O! Kluger Malekin! Spotte
über die anderen, aber vergiß nicht, Dir selbst ein gerüttelt
Maß zu bedenken. Schon wähntest Du Katinka in ihrer Hand, schon
war der Handel mit Thomas abgeschlossen, schon hattest Du sie aufgegeben!
Sie, die eine eigene Existenz hat. Die dich dementieren kann. Die zu Dämonen
spricht. Sie, die graue, kranke Schwindsüchtige!
Es sollte ein Scherz sein, sie für eine Nacht ihrem neuen Herren zu stehlen.
Scherze sind die Aufgabe des Narren. Sie sollen erheitern und lehrreich sein
und man sollte auf den Narren hören, will man nicht wie ein Affe
am Kronleuchter verbrennen. Sie hat mich eines besseren belehrt. Ihr Weg
führt in den Tod oder in unsere Arme. Wo ist der Unterschied?
Jetzt lasse ich sie allein. Es gibt noch viel vorzubereiten. Malekins Stimme.
Donnerstag, 23.12.96,
18:03
Weihnachten steht vor der Türe. Soll ich mir ein Kostüm besorgen,
einen Schornstein suchen und Blut und Kekse essen gehen? Ho. Ho. Ho.
Besser Kontrastprogramm. So viele Gottesdienste wie möglich besuchen.
Heilige Kommunion. Dies sei mein Blut.
Gedanke: Ob sie Familie hat? Ich muß ihre Auslöschung vorbereiten.
Süße Erinnerungen werden wach. Der nächtliche Gang der Geschlossenen.
Nur die schale Notbeleuchtung. Krankenhausgeruch. Der Fernseher der Nachtpfleger.

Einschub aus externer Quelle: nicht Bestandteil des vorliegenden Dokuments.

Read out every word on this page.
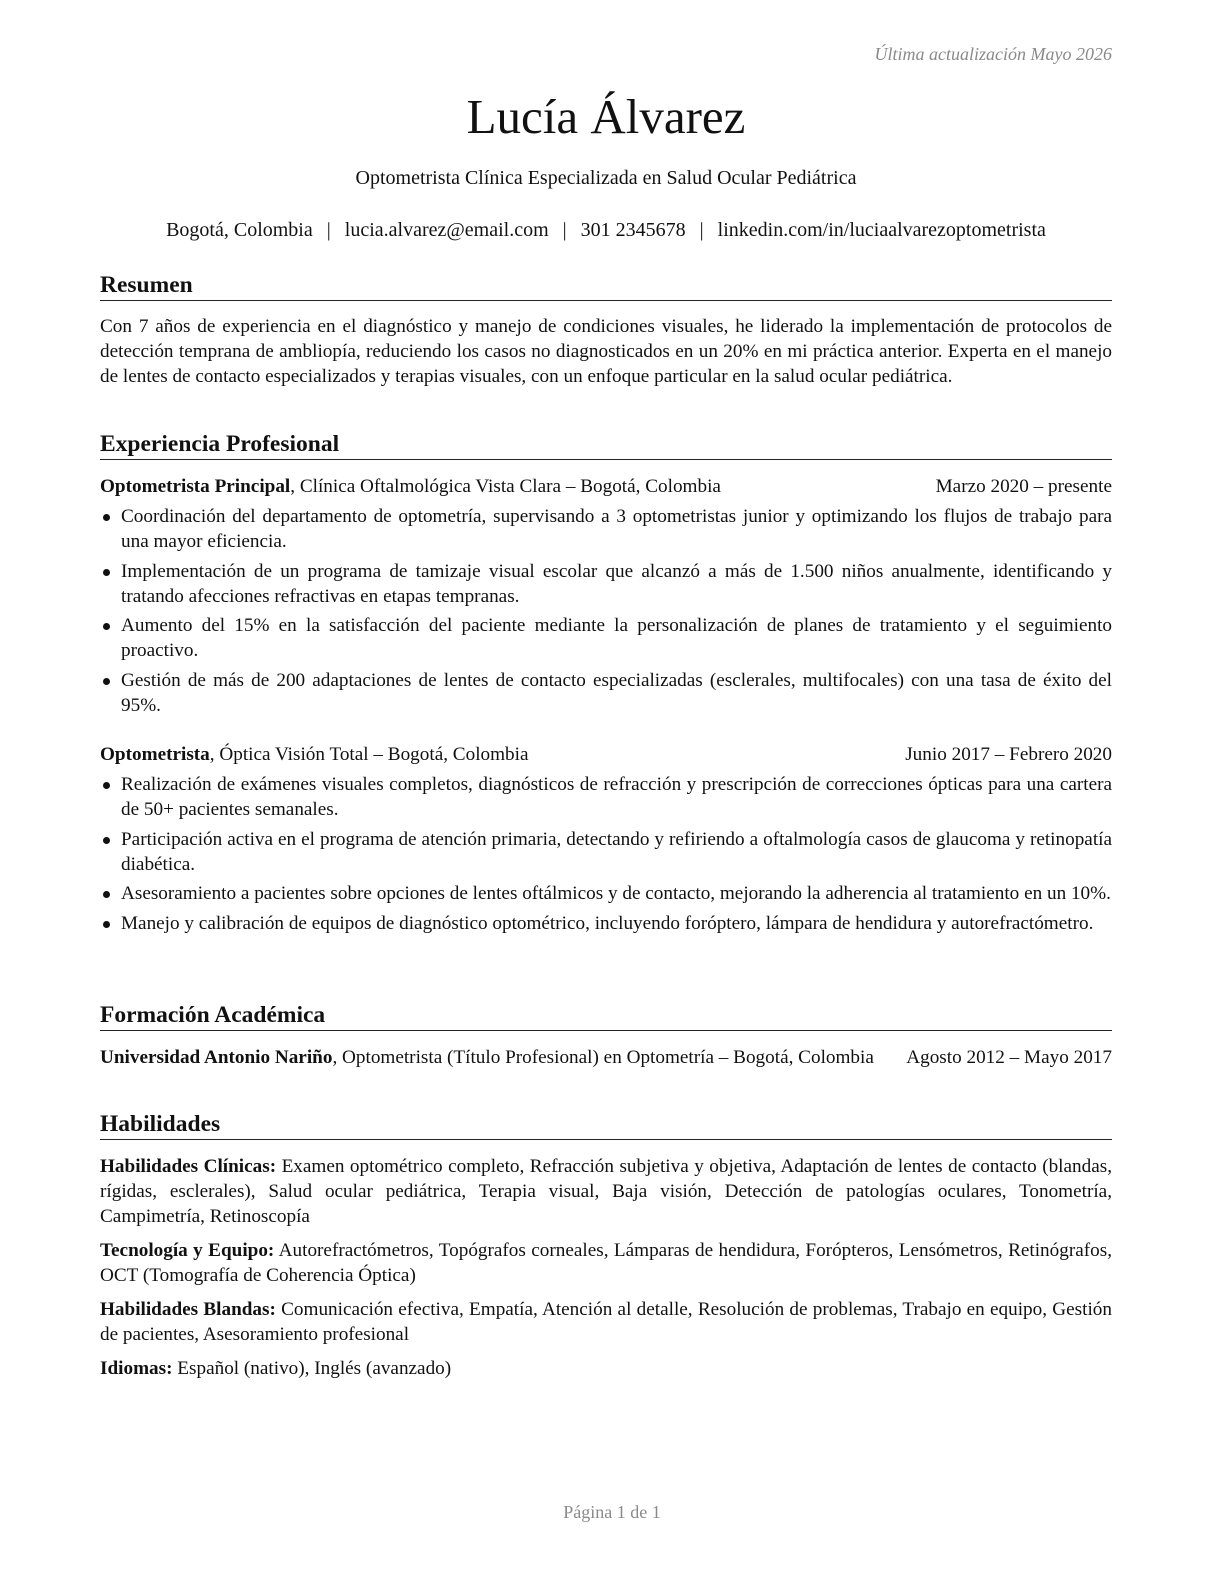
Última actualización Mayo 2026
Lucía Álvarez
Optometrista Clínica Especializada en Salud Ocular Pediátrica
Bogotá, Colombia | lucia.alvarez@email.com | 301 2345678 | linkedin.com/in/luciaalvarezoptometrista
Resumen
Con 7 años de experiencia en el diagnóstico y manejo de condiciones visuales, he liderado la implementación de protocolos de detección temprana de ambliopía, reduciendo los casos no diagnosticados en un 20% en mi práctica anterior. Experta en el manejo de lentes de contacto especializados y terapias visuales, con un enfoque particular en la salud ocular pediátrica.
Experiencia Profesional
Optometrista Principal, Clínica Oftalmológica Vista Clara – Bogotá, Colombia	Marzo 2020 – presente
Coordinación del departamento de optometría, supervisando a 3 optometristas junior y optimizando los flujos de trabajo para una mayor eficiencia.
Implementación de un programa de tamizaje visual escolar que alcanzó a más de 1.500 niños anualmente, identificando y tratando afecciones refractivas en etapas tempranas.
Aumento del 15% en la satisfacción del paciente mediante la personalización de planes de tratamiento y el seguimiento proactivo.
Gestión de más de 200 adaptaciones de lentes de contacto especializadas (esclerales, multifocales) con una tasa de éxito del 95%.
Optometrista, Óptica Visión Total – Bogotá, Colombia	Junio 2017 – Febrero 2020
Realización de exámenes visuales completos, diagnósticos de refracción y prescripción de correcciones ópticas para una cartera de 50+ pacientes semanales.
Participación activa en el programa de atención primaria, detectando y refiriendo a oftalmología casos de glaucoma y retinopatía diabética.
Asesoramiento a pacientes sobre opciones de lentes oftálmicos y de contacto, mejorando la adherencia al tratamiento en un 10%.
Manejo y calibración de equipos de diagnóstico optométrico, incluyendo foróptero, lámpara de hendidura y autorefractómetro.
Formación Académica
Universidad Antonio Nariño, Optometrista (Título Profesional) en Optometría – Bogotá, Colombia Agosto 2012 – Mayo 2017
Habilidades
Habilidades Clínicas: Examen optométrico completo, Refracción subjetiva y objetiva, Adaptación de lentes de contacto (blandas, rígidas, esclerales), Salud ocular pediátrica, Terapia visual, Baja visión, Detección de patologías oculares, Tonometría, Campimetría, Retinoscopía
Tecnología y Equipo: Autorefractómetros, Topógrafos corneales, Lámparas de hendidura, Forópteros, Lensómetros, Retinógrafos, OCT (Tomografía de Coherencia Óptica)
Habilidades Blandas: Comunicación efectiva, Empatía, Atención al detalle, Resolución de problemas, Trabajo en equipo, Gestión de pacientes, Asesoramiento profesional
Idiomas: Español (nativo), Inglés (avanzado)
Página 1 de 1
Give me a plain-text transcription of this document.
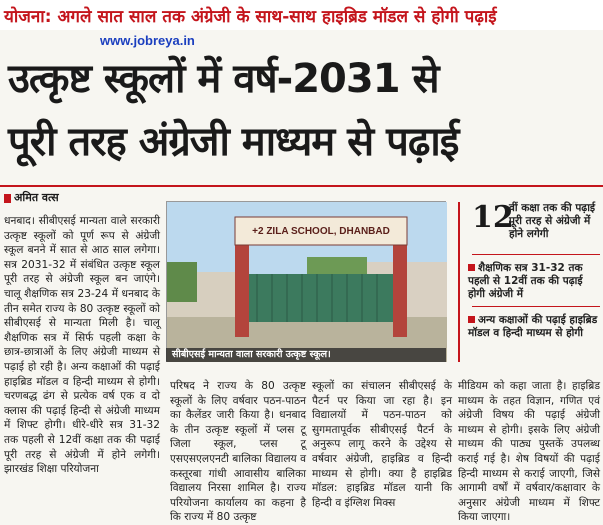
योजना: अगले सात साल तक अंग्रेजी के साथ-साथ हाइब्रिड मॉडल से होगी पढ़ाई
www.jobreya.in
उत्कृष्ट स्कूलों में वर्ष-2031 से
पूरी तरह अंग्रेजी माध्यम से पढ़ाई
अमित वत्स
धनबाद। सीबीएसई मान्यता वाले सरकारी उत्कृष्ट स्कूलों को पूर्ण रूप से अंग्रेजी स्कूल बनने में सात से आठ साल लगेगा। सत्र 2031-32 में संबंधित उत्कृष्ट स्कूल पूरी तरह से अंग्रेजी स्कूल बन जाएंगे। चालू शैक्षणिक सत्र 23-24 में धनबाद के तीन समेत राज्य के 80 उत्कृष्ट स्कूलों को सीबीएसई से मान्यता मिली है। चालू शैक्षणिक सत्र में सिर्फ पहली कक्षा के छात्र-छात्राओं के लिए अंग्रेजी माध्यम से पढ़ाई हो रही है। अन्य कक्षाओं की पढ़ाई हाइब्रिड मॉडल व हिन्दी माध्यम से होगी। चरणबद्ध ढंग से प्रत्येक वर्ष एक व दो क्लास की पढ़ाई हिन्दी से अंग्रेजी माध्यम में शिफ्ट होगी। धीरे-धीरे सत्र 31-32 तक पहली से 12वीं कक्षा तक की पढ़ाई पूरी तरह से अंग्रेजी में होने लगेगी। झारखंड शिक्षा परियोजना
+2 ZILA SCHOOL, DHANBAD
सीबीएसई मान्यता वाला सरकारी उत्कृष्ट स्कूल।
12
वीं कक्षा तक की पढ़ाई पूरी तरह से अंग्रेजी में होने लगेगी
शैक्षणिक सत्र 31-32 तक पहली से 12वीं तक की पढ़ाई होगी अंग्रेजी में
अन्य कक्षाओं की पढ़ाई हाइब्रिड मॉडल व हिन्दी माध्यम से होगी
परिषद ने राज्य के 80 उत्कृष्ट स्कूलों के लिए वर्षवार पठन-पाठन का कैलेंडर जारी किया है। धनबाद के तीन उत्कृष्ट स्कूलों में प्लस टू जिला स्कूल, प्लस टू एसएसएलएनटी बालिका विद्यालय व कस्तूरबा गांधी आवासीय बालिका विद्यालय निरसा शामिल है। राज्य परियोजना कार्यालय का कहना है कि राज्य में 80 उत्कृष्ट
स्कूलों का संचालन सीबीएसई के पैटर्न पर किया जा रहा है। इन विद्यालयों में पठन-पाठन को सुगमतापूर्वक सीबीएसई पैटर्न के अनुरूप लागू करने के उद्देश्य से वर्षवार अंग्रेजी, हाइब्रिड व हिन्दी माध्यम से होगी। क्या है हाइब्रिड मॉडल: हाइब्रिड मॉडल यानी कि हिन्दी व इंग्लिश मिक्स
मीडियम को कहा जाता है। हाइब्रिड माध्यम के तहत विज्ञान, गणित एवं अंग्रेजी विषय की पढ़ाई अंग्रेजी माध्यम से होगी। इसके लिए अंग्रेजी माध्यम की पाठ्य पुस्तकें उपलब्ध कराई गई है। शेष विषयों की पढ़ाई हिन्दी माध्यम से कराई जाएगी, जिसे आगामी वर्षों में वर्षवार/कक्षावार के अनुसार अंग्रेजी माध्यम में शिफ्ट किया जाएगा।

Blaues Flimmern auf Milchglasscheiben. Ich warte und friere. Der Boden ist
kalt. Endlich der Kontrollgang.
[Eindruck: Malekin liegt am Boden und krampft. Sein Körper zuckt, als ein Rigor mortis durch seinen Körper fährt, immer wieder andere Areale versteift. Erinnerungen.]
Freitag 31.12.96
Diese Nacht will ich alleine sein. Kein falsches Fest, auf dem wir mit leeren
Gläsern auf ein neues Jahr anstoßen. 96 oder 97 oder 2000 oder
2012 ist vollkommen egal. Ich weiß ja, daß es diese Nacht nicht
passieren wird, und dennoch bin ich gespannt. Denn vielleicht wird der Mond
ja doch blutige Hörner haben, vielleicht wird doch die Alte wieder kommen,
vielleicht wird Kain kommen und ich werde ihm mein Blut geben.